Глава 5. В поисках эго: Круэлла

Самое грандиозное - то, что наставницей Круэллы, ее духовной матерью, если хотите, баронесса была задолго до принятия девушки к себе на работу.


Эстелла всю жизнь (опять же, не понимаю, почему сценаристы, выражаясь культурным языком, прошляпили эту возможность нагнетания напряжения – или тут уже я слепа к метафорическому языку кинематографа), всю жизнь мечтала быть такой, как баронесса. В каком-то смысле - быть самой баронессой. Все вырезки из журналов и газет, эскизы своих нарядов юная Эстелла интуитивно – или осознанно – подбирает как возможность приблизиться не к чему-нибудь, а к модному дому баронессы, ведь именно этот дом она считает эталоном моды.


Баронесса вдохновляет Эстеллу задолго до их обоюдного знакомства.

Надо сказать, и Круэлла, и Эстелла – дитя баронессы, как панк-мода улиц – в какой-то степени дитя высокой моды, ибо появление новой эпохи естественным образом вытекает из старой.


Но если Эстелла – послушная "мамина доча", что своей приемной мамы, что баронессы, то Круэлла – это сепарирующийся и бунтующий подросток.

Это новая и мощная сила, что заявляет о себе, взрослея – и поэтому противопоставляя себя колыбели, откуда произошла.


Однако подростку как никогда нужна мать - окей, родительская фигура - и в роли врага, и в роли модели для подражания. Подросток как бы одновременно заявляет: "я – это не ты" и "я – как ты, только лучше".


И баронесса напугана: во-первых, этим "я лучше тебя", а во-вторых, пониманием, что у нее с этой непонятной Круэллой слишком много общего. Настолько, что Круэлла прямо заявляет: ее платья – это видоизмененные и «исправленные» платья баронессы.

Думаете, баронесса не замечает, как даже в попытке бросить ей вызов и высмеять Круэлла остается трогательно преданной ей в каждом наряде?

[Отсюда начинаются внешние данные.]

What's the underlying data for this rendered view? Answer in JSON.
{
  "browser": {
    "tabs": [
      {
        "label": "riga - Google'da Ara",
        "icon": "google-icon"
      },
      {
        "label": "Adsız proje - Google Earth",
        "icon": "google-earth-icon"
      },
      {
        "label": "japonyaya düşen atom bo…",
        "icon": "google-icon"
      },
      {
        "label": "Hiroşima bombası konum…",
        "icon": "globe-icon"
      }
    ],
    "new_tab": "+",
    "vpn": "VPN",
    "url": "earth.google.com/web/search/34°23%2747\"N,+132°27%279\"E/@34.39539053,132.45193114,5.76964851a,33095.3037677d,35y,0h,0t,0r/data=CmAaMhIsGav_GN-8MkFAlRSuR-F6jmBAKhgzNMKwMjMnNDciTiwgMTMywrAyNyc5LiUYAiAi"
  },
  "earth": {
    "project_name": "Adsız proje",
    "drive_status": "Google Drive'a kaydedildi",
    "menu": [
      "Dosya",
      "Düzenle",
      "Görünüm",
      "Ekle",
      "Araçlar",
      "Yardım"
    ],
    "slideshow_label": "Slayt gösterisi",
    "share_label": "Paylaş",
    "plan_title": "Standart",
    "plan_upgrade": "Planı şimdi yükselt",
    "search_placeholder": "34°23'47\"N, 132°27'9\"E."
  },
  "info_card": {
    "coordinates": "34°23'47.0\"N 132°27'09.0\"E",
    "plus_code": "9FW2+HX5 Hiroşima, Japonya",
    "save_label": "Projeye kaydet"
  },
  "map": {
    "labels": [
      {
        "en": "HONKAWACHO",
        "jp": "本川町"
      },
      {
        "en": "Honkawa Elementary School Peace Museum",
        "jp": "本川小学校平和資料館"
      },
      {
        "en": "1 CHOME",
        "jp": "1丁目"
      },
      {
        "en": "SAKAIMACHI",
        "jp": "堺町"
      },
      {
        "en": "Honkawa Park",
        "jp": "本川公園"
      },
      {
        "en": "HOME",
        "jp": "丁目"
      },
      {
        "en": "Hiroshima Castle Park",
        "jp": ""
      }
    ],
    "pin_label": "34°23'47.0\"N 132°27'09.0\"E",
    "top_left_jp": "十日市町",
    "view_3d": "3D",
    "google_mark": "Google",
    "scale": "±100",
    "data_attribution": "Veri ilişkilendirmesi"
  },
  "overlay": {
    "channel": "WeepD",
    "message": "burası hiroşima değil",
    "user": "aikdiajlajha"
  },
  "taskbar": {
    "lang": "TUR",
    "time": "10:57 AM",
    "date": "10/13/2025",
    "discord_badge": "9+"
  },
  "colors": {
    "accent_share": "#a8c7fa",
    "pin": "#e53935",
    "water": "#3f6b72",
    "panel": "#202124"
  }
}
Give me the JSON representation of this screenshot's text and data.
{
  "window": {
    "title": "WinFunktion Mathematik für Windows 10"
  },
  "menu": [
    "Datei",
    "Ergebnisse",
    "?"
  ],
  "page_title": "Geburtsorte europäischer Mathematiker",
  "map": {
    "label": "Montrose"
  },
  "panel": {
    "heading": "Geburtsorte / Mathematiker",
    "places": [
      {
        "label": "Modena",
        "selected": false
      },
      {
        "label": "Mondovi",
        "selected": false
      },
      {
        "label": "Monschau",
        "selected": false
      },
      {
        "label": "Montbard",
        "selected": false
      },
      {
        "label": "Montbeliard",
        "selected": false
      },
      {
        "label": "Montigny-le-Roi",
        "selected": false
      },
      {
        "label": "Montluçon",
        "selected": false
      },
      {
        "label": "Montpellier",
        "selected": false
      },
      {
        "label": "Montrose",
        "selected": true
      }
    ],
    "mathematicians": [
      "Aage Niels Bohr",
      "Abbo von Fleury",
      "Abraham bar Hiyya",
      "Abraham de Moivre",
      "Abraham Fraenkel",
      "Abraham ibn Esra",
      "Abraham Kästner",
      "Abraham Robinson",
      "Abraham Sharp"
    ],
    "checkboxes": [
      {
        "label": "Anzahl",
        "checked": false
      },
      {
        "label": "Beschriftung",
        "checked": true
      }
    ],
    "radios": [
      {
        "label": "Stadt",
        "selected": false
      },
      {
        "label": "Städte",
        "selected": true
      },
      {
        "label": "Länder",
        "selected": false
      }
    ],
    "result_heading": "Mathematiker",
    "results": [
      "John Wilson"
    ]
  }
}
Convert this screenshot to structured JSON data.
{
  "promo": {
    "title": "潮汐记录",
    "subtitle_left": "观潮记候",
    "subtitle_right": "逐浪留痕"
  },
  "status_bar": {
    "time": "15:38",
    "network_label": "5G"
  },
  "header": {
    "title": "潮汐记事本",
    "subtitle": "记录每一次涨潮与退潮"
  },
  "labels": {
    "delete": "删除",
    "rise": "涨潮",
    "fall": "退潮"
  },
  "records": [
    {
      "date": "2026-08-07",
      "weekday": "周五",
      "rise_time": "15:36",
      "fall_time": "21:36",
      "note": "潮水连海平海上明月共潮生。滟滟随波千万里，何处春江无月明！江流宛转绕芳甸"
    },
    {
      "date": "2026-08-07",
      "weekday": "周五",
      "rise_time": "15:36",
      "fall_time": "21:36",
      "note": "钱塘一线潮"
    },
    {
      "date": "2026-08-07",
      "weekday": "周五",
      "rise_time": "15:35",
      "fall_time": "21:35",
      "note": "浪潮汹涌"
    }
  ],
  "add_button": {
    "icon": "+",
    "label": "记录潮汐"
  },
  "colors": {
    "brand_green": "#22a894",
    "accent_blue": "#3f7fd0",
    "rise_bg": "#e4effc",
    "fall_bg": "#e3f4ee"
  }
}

Девочка тоже привязана к маме, как и мама к девочке – какими бы жестокими и мнимо-бессердечными обе они ни были. И трогательное объятие перед сокрушительным финалом, и дочкино заведомое ожидание (вторичного) предательства показывает: она переросла свою мать.


Переиграла и уничтожила.


И потому история Круэллы – не Хайд, вырвавшийся из-под личины Джекилла. Это история взросления. Главная героиня хоронит Эстеллу – добрую, а значит, слабую часть себя, робкую девочку, доверявшую людям, - и окончательно перерождается в свою более прочную и эгоцентричную версию. Что ж, она достойна занять это место.


«Эстелла погибла, так же, как и ее добрая мама», говорит Круэлла, – и это, хотя и очень печально, но вполне закономерно. Иначе антигероями не становятся.


***


«Круэлла» – прекрасный фильм про отделение "дочернего" от "родительского" – и одновременно про теснейшую, интимнейшую связь между этими компонентами. Это история о борьбе и взрослении, о звере и человеке – и пока все эти роли изящно помещаются в отношения двух заклятых соперниц, матери и дочери, я буду пересматривать «Круэллу».